Des activités de service public
Même si le concept de droit public économique a aujourd'hui acquis une légitimité, la séparation entre le droit public et le droit privé demeure tranchée, malgré des incursions significatives du droit privé (comme le droit de la concurrence, ou la reconnaissance des droits réels au profit des occupants du domaine public) dans des matières relevant du droit public.

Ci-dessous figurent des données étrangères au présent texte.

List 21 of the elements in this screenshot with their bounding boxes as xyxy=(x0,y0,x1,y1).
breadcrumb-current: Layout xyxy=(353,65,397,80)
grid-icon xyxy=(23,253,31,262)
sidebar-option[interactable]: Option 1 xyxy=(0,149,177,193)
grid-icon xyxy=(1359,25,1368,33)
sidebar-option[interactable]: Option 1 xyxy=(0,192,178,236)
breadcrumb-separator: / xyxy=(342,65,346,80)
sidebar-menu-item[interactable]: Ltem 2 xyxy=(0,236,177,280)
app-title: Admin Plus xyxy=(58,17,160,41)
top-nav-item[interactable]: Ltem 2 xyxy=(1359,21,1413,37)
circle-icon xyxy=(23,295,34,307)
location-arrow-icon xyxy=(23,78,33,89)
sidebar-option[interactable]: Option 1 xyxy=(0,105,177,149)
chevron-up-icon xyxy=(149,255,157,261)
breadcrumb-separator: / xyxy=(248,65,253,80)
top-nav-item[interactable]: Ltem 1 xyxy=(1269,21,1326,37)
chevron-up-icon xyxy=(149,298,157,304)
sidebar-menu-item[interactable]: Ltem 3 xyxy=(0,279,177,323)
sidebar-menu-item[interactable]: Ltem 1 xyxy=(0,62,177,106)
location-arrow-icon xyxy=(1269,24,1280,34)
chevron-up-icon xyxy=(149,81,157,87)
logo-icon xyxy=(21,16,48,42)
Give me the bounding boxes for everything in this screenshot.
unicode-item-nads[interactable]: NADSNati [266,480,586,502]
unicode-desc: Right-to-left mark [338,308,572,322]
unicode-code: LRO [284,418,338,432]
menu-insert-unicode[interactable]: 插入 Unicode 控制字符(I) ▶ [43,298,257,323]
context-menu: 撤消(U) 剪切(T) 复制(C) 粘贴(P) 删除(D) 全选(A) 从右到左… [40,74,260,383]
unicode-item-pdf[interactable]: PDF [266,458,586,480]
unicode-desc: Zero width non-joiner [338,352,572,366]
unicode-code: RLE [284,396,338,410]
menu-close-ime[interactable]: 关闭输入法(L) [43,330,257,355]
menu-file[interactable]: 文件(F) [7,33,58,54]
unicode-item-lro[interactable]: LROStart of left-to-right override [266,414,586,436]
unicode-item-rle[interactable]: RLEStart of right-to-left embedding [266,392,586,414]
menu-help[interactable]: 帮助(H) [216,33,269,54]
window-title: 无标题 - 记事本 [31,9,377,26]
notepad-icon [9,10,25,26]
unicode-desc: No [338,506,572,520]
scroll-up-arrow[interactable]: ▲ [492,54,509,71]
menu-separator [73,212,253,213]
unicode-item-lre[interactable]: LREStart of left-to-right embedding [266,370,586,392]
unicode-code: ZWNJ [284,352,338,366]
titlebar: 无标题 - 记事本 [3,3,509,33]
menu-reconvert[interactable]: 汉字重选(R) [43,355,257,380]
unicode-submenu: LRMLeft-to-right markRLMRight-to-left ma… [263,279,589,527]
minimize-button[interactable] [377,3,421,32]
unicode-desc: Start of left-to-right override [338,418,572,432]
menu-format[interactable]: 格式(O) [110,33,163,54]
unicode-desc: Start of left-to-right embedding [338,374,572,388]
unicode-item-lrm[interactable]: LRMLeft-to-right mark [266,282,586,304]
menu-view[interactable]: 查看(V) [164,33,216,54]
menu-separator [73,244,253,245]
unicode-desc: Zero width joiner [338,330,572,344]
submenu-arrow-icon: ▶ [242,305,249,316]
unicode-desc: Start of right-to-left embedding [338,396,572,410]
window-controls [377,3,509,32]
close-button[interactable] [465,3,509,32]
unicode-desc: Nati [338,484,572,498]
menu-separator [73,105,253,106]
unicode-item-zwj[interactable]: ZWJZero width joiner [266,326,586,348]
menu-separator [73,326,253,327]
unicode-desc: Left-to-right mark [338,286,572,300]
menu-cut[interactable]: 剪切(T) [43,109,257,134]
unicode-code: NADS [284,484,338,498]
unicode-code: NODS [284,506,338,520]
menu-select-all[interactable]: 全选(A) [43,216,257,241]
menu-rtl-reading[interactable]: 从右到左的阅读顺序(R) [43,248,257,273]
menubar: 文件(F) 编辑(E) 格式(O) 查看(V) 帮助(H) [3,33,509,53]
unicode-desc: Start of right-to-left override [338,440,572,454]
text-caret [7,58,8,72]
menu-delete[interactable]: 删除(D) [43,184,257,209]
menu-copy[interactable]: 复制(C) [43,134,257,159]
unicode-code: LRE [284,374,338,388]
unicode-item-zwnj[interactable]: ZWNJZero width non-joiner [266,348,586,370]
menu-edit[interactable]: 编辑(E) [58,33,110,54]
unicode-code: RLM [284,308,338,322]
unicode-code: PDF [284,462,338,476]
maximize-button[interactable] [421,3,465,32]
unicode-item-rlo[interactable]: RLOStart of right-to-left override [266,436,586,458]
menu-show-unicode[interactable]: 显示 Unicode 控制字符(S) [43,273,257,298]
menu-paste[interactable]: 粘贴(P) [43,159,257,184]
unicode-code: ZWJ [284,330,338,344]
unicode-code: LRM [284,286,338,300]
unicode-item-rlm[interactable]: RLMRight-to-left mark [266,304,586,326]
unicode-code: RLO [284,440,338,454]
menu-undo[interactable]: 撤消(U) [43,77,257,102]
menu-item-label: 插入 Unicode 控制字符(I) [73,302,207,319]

L'imprécision, volontaire ou non, des textes donne parfois lieu à une jurisprudence divergente. Ainsi, la loi du 29 juin 1965 se borne à qualifier les ports maritimes autonomes d'établissements publics de l'État; pour le Conseil d'État, il s'agit d'établissements "à double visage" exerçant à la fois des missions de service public à caractère administratif et des activités de nature industrielle et commerciale; tandis que la Cour de cassation les qualifie d'établissements publics à caractère industriel et commercial.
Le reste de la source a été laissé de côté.